Expression of Recombinant Interleukin 6 From Marine Mammals: A Tool in the Development of a New Technique for the Early Detection of Inflammation
The ability to detect inflammatory disease at an early stage in marine mammal species would have a useful application in captive, rehabilitation and field situations. To date there are almost no marine mammal specific reagents readily available to detect the presence of inflammatory mediators (cytokines, C-RP, etc.) in peripheral blood. Additionally, cytokine-specific antibody reagents established for other species rarely cross-react with marine mammals. This research report describes the first expression of recombinant killer whale (Orcinus orca), harbor seal (Phoca vitulina) and sea otter (Enhydra lutris) interleukin 6 (rIL-6). These proteins are being used to produce IL-6 specific antibodies for development of rapid antigen capture ELISA's (enzyme linked immunosorbent assay).
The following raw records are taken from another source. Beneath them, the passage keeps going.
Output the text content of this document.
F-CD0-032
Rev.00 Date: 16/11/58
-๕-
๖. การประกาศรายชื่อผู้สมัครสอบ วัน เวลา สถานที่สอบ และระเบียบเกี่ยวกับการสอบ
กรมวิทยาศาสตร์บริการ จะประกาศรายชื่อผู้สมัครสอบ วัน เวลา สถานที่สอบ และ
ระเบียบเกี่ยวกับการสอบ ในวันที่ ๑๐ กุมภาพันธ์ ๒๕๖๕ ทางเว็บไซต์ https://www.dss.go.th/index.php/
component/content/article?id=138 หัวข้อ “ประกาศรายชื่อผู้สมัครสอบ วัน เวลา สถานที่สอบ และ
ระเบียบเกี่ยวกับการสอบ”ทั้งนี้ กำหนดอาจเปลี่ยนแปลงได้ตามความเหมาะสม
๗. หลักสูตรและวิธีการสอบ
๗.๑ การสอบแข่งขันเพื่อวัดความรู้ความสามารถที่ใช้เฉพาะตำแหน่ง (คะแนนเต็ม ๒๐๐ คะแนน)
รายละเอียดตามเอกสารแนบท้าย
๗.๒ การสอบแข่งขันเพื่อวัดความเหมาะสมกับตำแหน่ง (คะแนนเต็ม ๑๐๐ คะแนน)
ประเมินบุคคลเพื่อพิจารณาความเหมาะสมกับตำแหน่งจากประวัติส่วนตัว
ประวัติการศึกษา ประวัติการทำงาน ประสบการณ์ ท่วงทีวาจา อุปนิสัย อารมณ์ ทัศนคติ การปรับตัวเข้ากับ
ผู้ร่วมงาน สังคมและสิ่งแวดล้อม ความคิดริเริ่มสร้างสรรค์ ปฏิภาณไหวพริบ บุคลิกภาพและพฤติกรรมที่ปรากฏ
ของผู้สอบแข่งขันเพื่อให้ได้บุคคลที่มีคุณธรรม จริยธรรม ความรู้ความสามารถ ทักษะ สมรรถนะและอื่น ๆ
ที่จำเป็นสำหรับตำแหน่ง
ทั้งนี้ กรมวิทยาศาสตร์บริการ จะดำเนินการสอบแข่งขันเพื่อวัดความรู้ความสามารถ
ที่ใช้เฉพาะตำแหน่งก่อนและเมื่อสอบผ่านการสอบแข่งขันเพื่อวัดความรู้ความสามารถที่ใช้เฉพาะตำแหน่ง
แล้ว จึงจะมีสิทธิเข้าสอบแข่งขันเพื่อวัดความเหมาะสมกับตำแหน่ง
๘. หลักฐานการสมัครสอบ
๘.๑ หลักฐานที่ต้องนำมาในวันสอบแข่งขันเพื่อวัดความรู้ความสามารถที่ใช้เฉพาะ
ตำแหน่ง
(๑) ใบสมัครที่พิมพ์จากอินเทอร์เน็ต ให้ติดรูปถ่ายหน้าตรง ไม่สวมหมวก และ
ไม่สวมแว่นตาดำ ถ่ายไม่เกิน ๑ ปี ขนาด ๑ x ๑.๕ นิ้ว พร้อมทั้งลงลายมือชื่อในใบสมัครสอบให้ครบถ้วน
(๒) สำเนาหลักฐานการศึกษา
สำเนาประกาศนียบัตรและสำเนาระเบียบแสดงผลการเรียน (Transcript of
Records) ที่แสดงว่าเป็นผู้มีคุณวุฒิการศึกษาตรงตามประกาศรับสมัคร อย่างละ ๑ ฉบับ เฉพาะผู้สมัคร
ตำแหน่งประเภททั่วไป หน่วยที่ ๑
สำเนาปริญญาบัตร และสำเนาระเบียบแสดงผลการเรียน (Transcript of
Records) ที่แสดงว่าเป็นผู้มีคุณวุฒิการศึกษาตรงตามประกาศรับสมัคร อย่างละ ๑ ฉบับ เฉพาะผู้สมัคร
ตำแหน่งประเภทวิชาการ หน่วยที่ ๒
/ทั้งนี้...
IL-6, a well studied cytokine, exhibits a number of effects in mammals, which together contribute to the early acute phase response. The acute phase response can be defined as the reaction of animals to disturbances of their homeostasis (internal environment) due to infection, tissue injury or immunologic disorder. Typical systemic effects of IL-6 are synthesis of acute phase proteins, platelet production, T- and B-lymphocyte activation and the increase in immunoglobulin synthesis.
Based upon our previous studies, the nucleotides coding for killer whale, harbor seal and sea otter IL-6 were cloned into pET vectors. A well established prokaryotic expression system (BL21[DE3]LysS) was transfected with the vector containing the fragment encoding IL-6. Synthesis of killer whale (rKWIL-6), harbor seal (rHSIL-6) and sea otter (rSOIL-6) recombinant IL-6 was induced by IPTG, a commonly used reagent that controls the expression of the target protein. SDS-polyacrylamide gel electrophoresis demonstrated that recombinant IL-6 of appropriate molecular weight represented the majority of protein present in isolated bacterial inclusion bodies. After purification, biological activity of the recombinant proteins was demonstrated by their ability to sustain the growth of an IL-6 dependent mouse cell line.
In order to develop a fast, sensitive and easy to perform assay to detect IL-6 levels in body fluids, the production of antibodies to rIL-6 is underway. These IL-6 specific monoclonal antibodies are necessary to develop species specific antigen-capture ELISA. These ELISA's will be used as diagnostic tests that can be easily applied in captive, rehabilitation and field situations.